Trieb

[649] Trieb heißt das der Art nach bestimmte, dem Objekt nach unbestimmte Streben, welches ein Individuum vom ersten Moment seines Daseins an nötigt, das ihm Unentbehrliche aufzusuchen. Durch Triebe unterscheiden sich das Tier und der [649] Mensch von der Pflanze; sie haben eine Empfindung ihres Bedürfnisses und die freie Beweglichkeit, das, wodurch jenes befriedigt wird, aufzusuchen und zu ergreifen. Unbewußt, aber zweckmäßig leitet der Trieb das Tier und den Naturmenschen; klar ist dabei nur die Unlust und der Drang sie zu beseitigen, unklar, auf welche Weise es zu geschehen habe. Doch liegt im Organismus der Weg im allgemeinen vorgezeichnet. Denn die durch Unlust gereizten Empfindungsnerven lösen in den motorischen Nerven gewisse Reflexbewegungen aus, welche zur Befriedigung des Bedürfnisses führen. Die Triebe gehören zu dem, was der Anlage nach vererbt wird.

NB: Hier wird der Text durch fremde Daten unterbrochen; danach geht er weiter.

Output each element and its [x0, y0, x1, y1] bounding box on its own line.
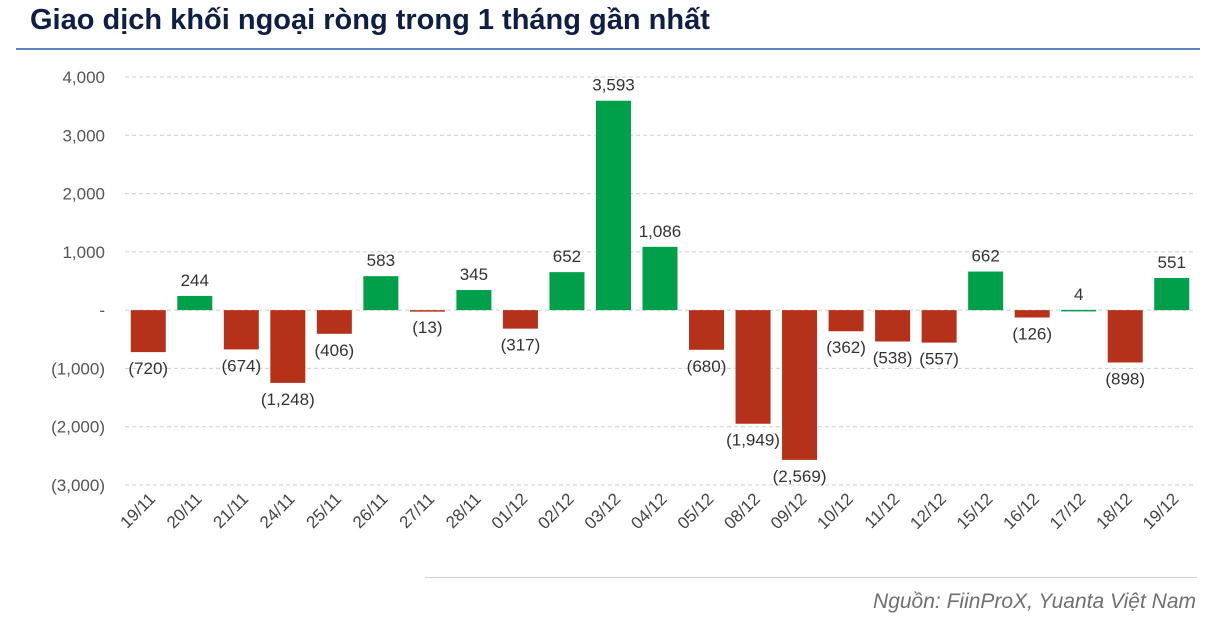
data-label: 4: [1074, 285, 1083, 304]
bar: [549, 272, 585, 311]
bar: [642, 246, 678, 311]
data-label: (680): [687, 357, 727, 376]
data-label: 1,086: [639, 222, 682, 241]
x-tick-label: 17/12: [1046, 489, 1090, 533]
bar: [456, 290, 492, 311]
bar: [130, 310, 166, 353]
x-tick-label: 05/12: [674, 489, 718, 533]
bar: [177, 295, 213, 311]
data-label: 244: [181, 271, 209, 290]
bar: [1014, 310, 1050, 318]
x-tick-label: 28/11: [442, 489, 485, 532]
bar: [782, 310, 818, 460]
data-label: (898): [1105, 369, 1145, 388]
x-tick-label: 15/12: [953, 489, 997, 533]
data-label: (406): [315, 341, 355, 360]
x-tick-label: 16/12: [999, 489, 1043, 533]
bar: [1107, 310, 1143, 363]
x-tick-label: 11/12: [861, 489, 904, 532]
bar: [223, 310, 259, 350]
data-label: 345: [460, 265, 488, 284]
x-tick-label: 04/12: [627, 489, 671, 533]
x-tick-label: 24/11: [256, 489, 299, 532]
source-note: Nguồn: FiinProX, Yuanta Việt Nam: [873, 590, 1196, 613]
x-tick-label: 26/11: [349, 489, 392, 532]
data-label: (720): [128, 359, 168, 378]
bar: [875, 310, 911, 342]
x-tick-label: 21/11: [210, 489, 253, 532]
data-label: (1,248): [261, 390, 315, 409]
bar: [689, 310, 725, 350]
bar: [502, 310, 538, 329]
data-label: (2,569): [773, 467, 827, 486]
x-tick-label: 12/12: [906, 489, 950, 533]
x-tick-label: 19/12: [1139, 489, 1183, 533]
data-label: (13): [412, 318, 442, 337]
title-divider: [16, 48, 1200, 50]
y-tick-label: 1,000: [62, 243, 105, 262]
y-tick-label: 4,000: [62, 68, 105, 87]
data-label: 662: [971, 247, 999, 266]
x-tick-label: 03/12: [581, 489, 625, 533]
y-tick-label: 2,000: [62, 185, 105, 204]
bar: [409, 310, 445, 312]
bar: [968, 271, 1004, 311]
data-label: 652: [553, 247, 581, 266]
bar: [316, 310, 352, 334]
data-label: (674): [221, 356, 261, 375]
y-tick-label: (3,000): [51, 476, 105, 495]
x-tick-label: 02/12: [534, 489, 578, 533]
y-tick-label: (2,000): [51, 418, 105, 437]
x-tick-label: 27/11: [396, 489, 439, 532]
chart-title: Giao dịch khối ngoại ròng trong 1 tháng …: [30, 4, 710, 36]
bar: [1061, 309, 1097, 312]
x-tick-label: 25/11: [303, 489, 346, 532]
data-label: (317): [501, 336, 541, 355]
bar: [363, 276, 399, 311]
bar: [735, 310, 771, 424]
source-divider: [425, 577, 1197, 578]
x-tick-label: 09/12: [767, 489, 811, 533]
x-tick-label: 19/11: [116, 489, 159, 532]
bar-chart: 4,000 3,000 2,000 1,000 - (1,000) (2,000) (3,00…: [51, 68, 1195, 533]
bar: [1154, 278, 1190, 311]
data-label: (538): [873, 349, 913, 368]
x-tick-label: 10/12: [813, 489, 857, 533]
bar: [270, 310, 306, 383]
data-label: 551: [1158, 253, 1186, 272]
x-tick-label: 18/12: [1093, 489, 1137, 533]
x-tick-label: 20/11: [163, 489, 206, 532]
bar: [595, 100, 631, 311]
bar: [921, 310, 957, 343]
data-label: (557): [919, 350, 959, 369]
x-tick-label: 08/12: [720, 489, 764, 533]
data-label: (362): [826, 338, 866, 357]
x-tick-label: 01/12: [488, 489, 532, 533]
y-tick-label: (1,000): [51, 359, 105, 378]
data-label: (1,949): [726, 431, 780, 450]
data-label: (126): [1012, 324, 1052, 343]
bar: [828, 310, 864, 332]
data-label: 3,593: [592, 76, 635, 95]
data-label: 583: [367, 251, 395, 270]
y-tick-label: 3,000: [62, 126, 105, 145]
y-tick-label: -: [99, 301, 105, 320]
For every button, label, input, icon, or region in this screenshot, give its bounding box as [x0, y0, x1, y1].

Sämtliche Triebe lassen sich zusammenfassen als Selbsterhaltungstrieb und als Gattungstrieb. Der Selbsterhaltungstrieb schließt den Nahrungs- und Schutztrieb, der Gattungstrieb den Geschlechtstrieb, die elterlichen und sozialen Triebe in sich ein. Zu den sozialen Trieben gehören unter anderen die sittlichen Triebe und der Nachahmungstrieb. (Wundt, Grundz. d. phys. Psych. II S. 410 ff.)

Quelle:
Kirchner, Friedrich / Michaëlis, Carl: Wörterbuch der Philosophischen Grundbegriffe. Leipzig 51907, S. 649-650.